What the Aston Martin Safety Car Feels Like to Drive
F1 Correspondent Lawrence Barretto recently had the rare chance to drive the Aston Martin Vantage Safety Car at Silverstone’s Stowe Circuit, offering a firsthand look at what it’s like to command the car that leads the world’s fastest drivers. The experience also provided insight into the unique world of Bernd Maylander, Formula 1’s long-serving Safety Car driver.
The Driving Experience
The Aston Martin Vantage Safety Car is a serious machine, purpose-built for the demands of Formula 1. With a 4.0-litre twin-turbocharged V8 producing 656bhp, it can accelerate from 0 to 62 mph in just 3.4 seconds. The car is finished in Aston Martin’s signature Racing Green, adorned with neon yellow accents, and equipped with a bespoke rear wing, front splitter, and an array of lights and antennas. Inside, the cabin features a custom center console with controls for lights and communications, multiple screens for live track images, a rear-view camera, and six-point race harnesses.
Barretto described the experience as both exhilarating and intimidating. The Vantage’s power is immediate and visceral—every press of the accelerator delivers a surge of torque that pins you back in your seat. The car’s handling is sharp and confidence-inspiring, with the Stowe Circuit’s mix of corners and straights allowing Barretto to push the limits of grip and braking. Despite the car’s road-legal origins, it feels every bit a race machine, offering immense stability and feedback at speed.
The Demands of the Job
Bernd Maylander, who has driven the F1 Safety Car since 2000, emphasized that the role requires a racer’s skillset. The Safety Car must be driven quickly enough to keep F1 cars’ tires and brakes up to temperature, but always with safety as the top priority. Maylander’s office is a cockpit filled with technology, and he relies on constant communication with race control and his co-driver, who acts as a spotter and handles radio duties. The job is a blend of precision, adaptability, and trust—in the car, the team, and the information flowing in during high-pressure moments.

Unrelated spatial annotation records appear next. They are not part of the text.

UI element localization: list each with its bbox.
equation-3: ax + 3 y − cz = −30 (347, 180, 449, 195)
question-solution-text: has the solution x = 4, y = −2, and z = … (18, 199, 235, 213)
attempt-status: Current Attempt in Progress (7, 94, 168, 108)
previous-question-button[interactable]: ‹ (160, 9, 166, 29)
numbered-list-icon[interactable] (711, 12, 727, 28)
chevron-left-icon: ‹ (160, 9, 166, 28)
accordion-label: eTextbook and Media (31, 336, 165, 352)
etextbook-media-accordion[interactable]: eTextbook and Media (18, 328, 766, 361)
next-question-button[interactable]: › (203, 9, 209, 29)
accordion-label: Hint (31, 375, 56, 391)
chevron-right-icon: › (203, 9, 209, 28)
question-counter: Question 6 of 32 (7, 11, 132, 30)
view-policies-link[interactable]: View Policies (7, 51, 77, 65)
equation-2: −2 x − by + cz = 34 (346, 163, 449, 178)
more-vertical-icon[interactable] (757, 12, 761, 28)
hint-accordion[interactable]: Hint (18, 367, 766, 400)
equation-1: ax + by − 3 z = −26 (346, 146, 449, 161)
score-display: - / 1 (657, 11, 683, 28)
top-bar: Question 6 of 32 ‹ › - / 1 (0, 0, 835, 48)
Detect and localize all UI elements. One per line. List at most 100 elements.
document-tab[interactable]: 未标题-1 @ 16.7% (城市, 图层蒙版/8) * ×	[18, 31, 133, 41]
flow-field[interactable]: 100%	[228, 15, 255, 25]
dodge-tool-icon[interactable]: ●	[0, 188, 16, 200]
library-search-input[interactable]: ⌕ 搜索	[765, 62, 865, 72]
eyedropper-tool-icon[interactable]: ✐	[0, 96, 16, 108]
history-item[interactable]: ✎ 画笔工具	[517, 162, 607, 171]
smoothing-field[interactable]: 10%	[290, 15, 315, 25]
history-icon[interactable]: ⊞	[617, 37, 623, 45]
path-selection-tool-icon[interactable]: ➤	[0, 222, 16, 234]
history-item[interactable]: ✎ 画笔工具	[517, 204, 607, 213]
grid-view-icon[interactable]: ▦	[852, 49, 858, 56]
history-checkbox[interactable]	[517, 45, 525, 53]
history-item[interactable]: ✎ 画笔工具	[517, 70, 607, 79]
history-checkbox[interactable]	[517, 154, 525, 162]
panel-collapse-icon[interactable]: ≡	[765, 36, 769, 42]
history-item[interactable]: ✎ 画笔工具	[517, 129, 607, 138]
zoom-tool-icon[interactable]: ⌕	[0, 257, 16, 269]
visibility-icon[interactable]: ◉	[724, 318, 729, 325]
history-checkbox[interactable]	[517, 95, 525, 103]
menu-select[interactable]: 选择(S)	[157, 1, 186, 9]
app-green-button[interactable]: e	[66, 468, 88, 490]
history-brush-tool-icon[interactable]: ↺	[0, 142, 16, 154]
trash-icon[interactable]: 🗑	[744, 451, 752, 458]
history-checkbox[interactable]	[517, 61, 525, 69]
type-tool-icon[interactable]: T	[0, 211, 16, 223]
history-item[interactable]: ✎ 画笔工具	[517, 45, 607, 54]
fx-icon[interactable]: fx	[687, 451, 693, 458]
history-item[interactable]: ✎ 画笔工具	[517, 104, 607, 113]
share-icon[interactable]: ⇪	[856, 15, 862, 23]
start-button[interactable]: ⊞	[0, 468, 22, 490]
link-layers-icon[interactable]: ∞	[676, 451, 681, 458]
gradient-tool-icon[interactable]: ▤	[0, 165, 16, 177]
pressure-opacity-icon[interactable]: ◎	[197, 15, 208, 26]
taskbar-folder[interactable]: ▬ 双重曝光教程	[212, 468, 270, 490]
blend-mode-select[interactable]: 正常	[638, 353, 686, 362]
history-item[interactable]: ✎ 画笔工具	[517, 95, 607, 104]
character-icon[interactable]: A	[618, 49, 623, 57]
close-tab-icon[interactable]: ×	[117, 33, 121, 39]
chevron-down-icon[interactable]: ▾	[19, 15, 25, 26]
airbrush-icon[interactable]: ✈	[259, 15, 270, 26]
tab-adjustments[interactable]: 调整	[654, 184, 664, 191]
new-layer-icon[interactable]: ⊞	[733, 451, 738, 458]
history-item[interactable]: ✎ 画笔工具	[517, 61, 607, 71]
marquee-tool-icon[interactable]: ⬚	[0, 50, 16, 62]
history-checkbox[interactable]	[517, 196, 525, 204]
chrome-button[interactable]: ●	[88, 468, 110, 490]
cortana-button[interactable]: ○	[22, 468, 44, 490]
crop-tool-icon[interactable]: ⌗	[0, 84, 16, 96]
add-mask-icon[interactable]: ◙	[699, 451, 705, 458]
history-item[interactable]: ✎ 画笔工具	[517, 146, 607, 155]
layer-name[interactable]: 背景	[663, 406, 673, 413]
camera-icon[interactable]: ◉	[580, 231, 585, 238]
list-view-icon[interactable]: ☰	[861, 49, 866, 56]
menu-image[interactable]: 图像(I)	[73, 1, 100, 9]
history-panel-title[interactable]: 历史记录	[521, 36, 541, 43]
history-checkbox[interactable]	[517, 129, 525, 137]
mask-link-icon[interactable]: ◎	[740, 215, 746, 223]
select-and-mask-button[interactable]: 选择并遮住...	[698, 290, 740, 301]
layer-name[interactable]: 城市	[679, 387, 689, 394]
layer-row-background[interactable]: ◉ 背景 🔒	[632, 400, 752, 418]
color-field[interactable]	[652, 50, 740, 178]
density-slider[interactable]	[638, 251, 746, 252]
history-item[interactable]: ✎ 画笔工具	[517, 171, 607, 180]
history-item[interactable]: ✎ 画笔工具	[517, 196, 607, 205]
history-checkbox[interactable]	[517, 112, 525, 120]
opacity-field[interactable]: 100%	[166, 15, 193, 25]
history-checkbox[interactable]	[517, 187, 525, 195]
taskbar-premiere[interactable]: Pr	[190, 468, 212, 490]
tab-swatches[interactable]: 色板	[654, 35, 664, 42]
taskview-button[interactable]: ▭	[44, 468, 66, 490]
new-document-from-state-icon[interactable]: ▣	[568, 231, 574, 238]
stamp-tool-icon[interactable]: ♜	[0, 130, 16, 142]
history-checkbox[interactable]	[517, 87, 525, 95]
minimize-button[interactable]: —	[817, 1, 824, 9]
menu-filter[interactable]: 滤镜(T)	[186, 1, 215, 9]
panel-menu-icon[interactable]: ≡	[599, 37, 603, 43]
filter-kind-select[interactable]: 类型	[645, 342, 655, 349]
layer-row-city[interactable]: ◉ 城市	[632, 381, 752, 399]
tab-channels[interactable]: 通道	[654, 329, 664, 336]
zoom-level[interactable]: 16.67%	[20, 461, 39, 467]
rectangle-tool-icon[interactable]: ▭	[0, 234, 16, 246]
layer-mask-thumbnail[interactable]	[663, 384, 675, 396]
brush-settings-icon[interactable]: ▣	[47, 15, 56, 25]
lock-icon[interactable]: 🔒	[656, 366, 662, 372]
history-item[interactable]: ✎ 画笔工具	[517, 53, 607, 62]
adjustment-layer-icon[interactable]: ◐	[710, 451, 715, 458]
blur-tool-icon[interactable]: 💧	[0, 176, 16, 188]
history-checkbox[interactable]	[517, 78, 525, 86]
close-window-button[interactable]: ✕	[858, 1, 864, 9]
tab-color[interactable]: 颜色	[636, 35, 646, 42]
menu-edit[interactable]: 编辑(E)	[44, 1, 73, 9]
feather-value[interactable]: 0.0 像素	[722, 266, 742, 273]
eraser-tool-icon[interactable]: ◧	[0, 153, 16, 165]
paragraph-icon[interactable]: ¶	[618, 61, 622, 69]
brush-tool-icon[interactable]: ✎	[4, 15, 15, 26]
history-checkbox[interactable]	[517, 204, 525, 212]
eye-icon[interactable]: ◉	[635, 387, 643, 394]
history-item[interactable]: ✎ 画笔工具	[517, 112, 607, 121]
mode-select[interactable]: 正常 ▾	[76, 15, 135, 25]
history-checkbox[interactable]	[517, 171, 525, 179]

Maylander explained that every deployment is different. Sometimes the car is out for just a few laps; other times, as in chaotic races, it may lead the field for extended periods. The car must be ready at a moment’s notice, coping with everything from intense track sessions to long periods idling in the pit lane. The team supporting the Safety Car adjusts tire pressures and maintains the vehicle to handle the variable demands of each Grand Prix weekend.
The Thrill and Responsibility
Driving the Safety Car is a unique thrill. The car’s raw power and race-ready setup make it a joy for anyone with a passion for performance driving. But the responsibility is immense: the objective is to make rapid progress without taking risks. Spinning or crashing as the Safety Car driver would be a failure of the job. Maylander says the role still puts a smile on his face every time he hits the loud pedal, but it’s always tempered by the knowledge that safety comes first.
Final Thoughts
For Barretto, piloting the Aston Martin Safety Car was a once-in-a-lifetime experience—an opportunity to feel the blend of speed, control, and responsibility that defines the job. For Maylander, it’s a career that combines the best of racing with the ultimate duty of care for the drivers behind. The Aston Martin Vantage Safety Car is not just a support vehicle—it’s a high-performance machine at the heart of Formula 1’s safety and spectacle.